The tweets came as a surprise to him.
Bennet testified that he never intended the piece to blame Palin for a 2011 mass shooting that was referenced, or her political action committee (SarahPAC), in the editorial.
Bennet received an email from conservative New York Times columnist Ross Douthat at 10:35 that night.
Douthat expressed his concerns with the perception of the piece and included links to two separate tweets that were critical of it. One was from Jonathan Chait, a writer for New York magazine, and the other was from Chris Hayes, a primetime host on MSNBC.
At 11:38 pm, Bennet texted Elizabeth Williamson, the writer of the editorial’s first draft, “Because I was really worried,” he said.
“I was upset and confused, I have to say. I was so blindsided by this.”
The following day the editorial board posted their own tweets on the newspaper’s multiple Twitter accounts, correcting the editorial. They also revised passages in the online version of the editorial.
The court had previously been told the intended purpose of the piece was to connect violent political rhetoric—and the flow of guns—to shootings of politicians.
Bennet said that although he made a mistake connecting SarahPAC to mass shootings, it didn’t invalidate the argument presented in the editorial.
Under recross by defense attorney David Axelrod, Bennet said he never apologized to Palin because once she filed the lawsuit an apology would look like an attempt to get out of it.
Douthat took the stand in the afternoon.

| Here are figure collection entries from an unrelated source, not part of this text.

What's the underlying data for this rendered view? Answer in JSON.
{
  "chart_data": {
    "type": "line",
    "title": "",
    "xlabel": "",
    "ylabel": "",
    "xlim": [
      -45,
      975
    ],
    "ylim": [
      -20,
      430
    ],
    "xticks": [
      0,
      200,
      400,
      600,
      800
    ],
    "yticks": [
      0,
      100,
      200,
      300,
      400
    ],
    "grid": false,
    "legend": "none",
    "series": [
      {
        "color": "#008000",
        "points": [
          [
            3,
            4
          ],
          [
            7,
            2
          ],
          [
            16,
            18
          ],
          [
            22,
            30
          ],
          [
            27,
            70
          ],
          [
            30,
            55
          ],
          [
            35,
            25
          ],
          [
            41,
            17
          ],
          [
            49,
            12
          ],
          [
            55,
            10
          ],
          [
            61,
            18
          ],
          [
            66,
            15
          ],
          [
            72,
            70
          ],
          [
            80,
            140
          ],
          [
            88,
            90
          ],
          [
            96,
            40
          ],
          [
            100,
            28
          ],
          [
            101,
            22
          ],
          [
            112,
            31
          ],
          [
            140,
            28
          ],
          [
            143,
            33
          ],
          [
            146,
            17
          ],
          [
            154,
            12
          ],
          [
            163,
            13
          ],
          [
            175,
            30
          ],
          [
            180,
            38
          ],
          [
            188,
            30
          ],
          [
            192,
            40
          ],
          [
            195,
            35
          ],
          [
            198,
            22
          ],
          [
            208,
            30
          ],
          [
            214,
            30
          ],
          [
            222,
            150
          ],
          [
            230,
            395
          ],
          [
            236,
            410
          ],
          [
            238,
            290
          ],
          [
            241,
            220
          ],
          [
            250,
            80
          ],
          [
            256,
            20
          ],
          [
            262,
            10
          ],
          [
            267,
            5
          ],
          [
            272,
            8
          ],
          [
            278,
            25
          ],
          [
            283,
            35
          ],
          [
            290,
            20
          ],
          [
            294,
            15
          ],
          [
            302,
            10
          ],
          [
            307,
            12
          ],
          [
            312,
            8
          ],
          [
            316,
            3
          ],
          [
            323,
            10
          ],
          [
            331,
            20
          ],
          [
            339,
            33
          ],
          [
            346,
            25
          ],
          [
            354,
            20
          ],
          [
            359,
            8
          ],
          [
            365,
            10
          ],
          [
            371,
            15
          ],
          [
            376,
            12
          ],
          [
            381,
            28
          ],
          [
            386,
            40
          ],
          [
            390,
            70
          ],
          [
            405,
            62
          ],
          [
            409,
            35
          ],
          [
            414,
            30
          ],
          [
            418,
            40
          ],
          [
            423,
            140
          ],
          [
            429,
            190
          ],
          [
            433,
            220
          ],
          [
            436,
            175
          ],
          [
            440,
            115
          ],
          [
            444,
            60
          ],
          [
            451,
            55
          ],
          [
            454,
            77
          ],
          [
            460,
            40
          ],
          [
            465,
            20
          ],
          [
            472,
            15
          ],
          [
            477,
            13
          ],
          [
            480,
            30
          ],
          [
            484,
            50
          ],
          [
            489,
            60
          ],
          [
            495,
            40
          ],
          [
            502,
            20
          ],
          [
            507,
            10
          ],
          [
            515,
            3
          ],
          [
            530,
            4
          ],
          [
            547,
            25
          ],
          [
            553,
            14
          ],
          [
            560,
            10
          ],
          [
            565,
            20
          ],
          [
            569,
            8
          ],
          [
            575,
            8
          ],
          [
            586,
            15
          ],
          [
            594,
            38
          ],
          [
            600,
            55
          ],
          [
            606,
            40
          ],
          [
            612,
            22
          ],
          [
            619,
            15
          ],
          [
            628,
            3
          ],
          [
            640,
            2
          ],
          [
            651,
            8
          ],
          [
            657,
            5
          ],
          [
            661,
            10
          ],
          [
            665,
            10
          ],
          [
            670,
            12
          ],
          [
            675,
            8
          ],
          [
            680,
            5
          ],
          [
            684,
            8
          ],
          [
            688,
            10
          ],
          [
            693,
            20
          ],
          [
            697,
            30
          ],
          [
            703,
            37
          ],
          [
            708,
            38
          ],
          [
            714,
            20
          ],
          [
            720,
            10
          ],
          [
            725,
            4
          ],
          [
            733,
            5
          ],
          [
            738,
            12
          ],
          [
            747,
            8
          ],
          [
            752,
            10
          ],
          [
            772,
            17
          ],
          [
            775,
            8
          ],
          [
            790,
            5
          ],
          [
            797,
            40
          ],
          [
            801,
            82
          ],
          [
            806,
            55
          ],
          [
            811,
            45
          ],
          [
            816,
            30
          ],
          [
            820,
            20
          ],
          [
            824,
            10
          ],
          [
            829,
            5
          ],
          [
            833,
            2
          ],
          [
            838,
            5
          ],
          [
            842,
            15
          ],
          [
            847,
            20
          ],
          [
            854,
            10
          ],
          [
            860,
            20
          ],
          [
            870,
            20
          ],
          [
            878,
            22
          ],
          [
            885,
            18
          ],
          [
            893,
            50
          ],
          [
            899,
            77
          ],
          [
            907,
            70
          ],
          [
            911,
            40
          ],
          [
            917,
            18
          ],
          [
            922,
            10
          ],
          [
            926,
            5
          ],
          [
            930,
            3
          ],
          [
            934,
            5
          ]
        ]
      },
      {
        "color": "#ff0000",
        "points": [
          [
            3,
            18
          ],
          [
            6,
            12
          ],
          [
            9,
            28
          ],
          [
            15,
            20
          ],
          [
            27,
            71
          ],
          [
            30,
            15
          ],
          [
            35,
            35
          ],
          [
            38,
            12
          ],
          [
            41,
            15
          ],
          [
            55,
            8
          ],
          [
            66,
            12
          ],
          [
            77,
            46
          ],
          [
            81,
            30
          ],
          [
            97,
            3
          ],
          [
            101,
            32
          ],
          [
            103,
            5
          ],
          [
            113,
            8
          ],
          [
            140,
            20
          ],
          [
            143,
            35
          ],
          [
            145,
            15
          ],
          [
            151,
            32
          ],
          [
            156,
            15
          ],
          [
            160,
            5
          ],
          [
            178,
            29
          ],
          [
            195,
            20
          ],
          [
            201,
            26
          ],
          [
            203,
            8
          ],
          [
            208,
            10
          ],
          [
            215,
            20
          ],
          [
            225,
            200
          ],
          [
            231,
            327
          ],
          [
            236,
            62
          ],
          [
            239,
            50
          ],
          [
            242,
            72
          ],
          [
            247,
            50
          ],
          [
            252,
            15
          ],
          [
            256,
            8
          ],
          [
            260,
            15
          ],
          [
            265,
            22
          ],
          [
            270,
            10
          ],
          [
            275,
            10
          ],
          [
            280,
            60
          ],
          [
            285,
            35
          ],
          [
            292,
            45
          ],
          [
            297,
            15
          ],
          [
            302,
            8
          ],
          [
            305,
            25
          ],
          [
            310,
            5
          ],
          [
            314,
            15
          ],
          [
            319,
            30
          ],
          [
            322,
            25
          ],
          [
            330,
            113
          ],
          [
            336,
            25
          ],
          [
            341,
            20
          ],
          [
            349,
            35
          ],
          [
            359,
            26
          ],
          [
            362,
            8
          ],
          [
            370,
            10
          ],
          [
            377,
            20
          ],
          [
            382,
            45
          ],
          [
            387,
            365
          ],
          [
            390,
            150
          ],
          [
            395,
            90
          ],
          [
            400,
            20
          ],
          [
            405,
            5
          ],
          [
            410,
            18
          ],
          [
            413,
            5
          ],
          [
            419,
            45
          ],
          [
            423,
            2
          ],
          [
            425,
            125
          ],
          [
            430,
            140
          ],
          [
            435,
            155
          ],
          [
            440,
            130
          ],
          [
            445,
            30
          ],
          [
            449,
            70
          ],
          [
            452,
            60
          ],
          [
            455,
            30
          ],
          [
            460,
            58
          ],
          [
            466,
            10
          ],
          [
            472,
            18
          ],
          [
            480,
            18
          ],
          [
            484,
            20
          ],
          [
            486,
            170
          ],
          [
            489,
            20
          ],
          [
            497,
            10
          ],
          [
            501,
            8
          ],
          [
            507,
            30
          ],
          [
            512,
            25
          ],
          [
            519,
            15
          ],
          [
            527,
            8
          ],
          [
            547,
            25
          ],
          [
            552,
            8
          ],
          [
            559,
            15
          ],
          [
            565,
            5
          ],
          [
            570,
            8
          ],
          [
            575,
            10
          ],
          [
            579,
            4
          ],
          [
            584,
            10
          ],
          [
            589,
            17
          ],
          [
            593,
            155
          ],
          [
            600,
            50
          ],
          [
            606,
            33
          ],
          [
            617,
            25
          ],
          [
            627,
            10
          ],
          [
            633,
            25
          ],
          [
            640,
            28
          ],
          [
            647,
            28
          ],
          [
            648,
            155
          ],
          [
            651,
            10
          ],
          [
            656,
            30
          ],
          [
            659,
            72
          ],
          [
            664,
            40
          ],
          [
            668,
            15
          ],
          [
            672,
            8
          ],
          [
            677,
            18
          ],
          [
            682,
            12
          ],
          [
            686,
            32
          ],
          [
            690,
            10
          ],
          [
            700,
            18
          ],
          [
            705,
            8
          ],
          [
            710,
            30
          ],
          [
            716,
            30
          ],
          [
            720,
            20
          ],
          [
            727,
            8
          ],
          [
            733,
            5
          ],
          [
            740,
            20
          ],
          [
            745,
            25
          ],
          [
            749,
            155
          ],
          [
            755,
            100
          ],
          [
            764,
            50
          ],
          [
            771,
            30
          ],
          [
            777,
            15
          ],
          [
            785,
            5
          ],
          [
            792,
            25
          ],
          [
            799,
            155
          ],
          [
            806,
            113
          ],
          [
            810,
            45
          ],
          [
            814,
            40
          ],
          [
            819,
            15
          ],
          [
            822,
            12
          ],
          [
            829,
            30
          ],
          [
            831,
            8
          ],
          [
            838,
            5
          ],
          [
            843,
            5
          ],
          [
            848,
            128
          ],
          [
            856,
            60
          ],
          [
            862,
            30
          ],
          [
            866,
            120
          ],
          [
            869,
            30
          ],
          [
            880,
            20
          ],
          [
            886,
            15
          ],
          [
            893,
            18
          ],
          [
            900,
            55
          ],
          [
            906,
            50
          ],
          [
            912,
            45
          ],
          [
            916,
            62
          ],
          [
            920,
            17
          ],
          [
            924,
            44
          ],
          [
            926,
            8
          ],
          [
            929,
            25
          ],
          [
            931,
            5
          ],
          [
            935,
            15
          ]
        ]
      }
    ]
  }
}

He testified that when he saw the Twitter storm it inspired him to read the editorial, which in turn got him to email Bennet.
There were two mass shootings referenced in the editorial–one involving Congresswoman Gabby Giffords (D-Ariz.) in 2011—and one involving GOP members of Congress earlier in the day of June 14.
Douthat felt the gunman in the GOP shooting had a political motivation (he was an admitted supporter of Bernie Sanders, a Democrat) and the gunman in the Giffords shooting did not, but the editorial suggested the opposite.
Palin took the stand for the last few minutes of the day and briefly testified about her family and her foray into politics until Judge Jed Rakoff called it a day.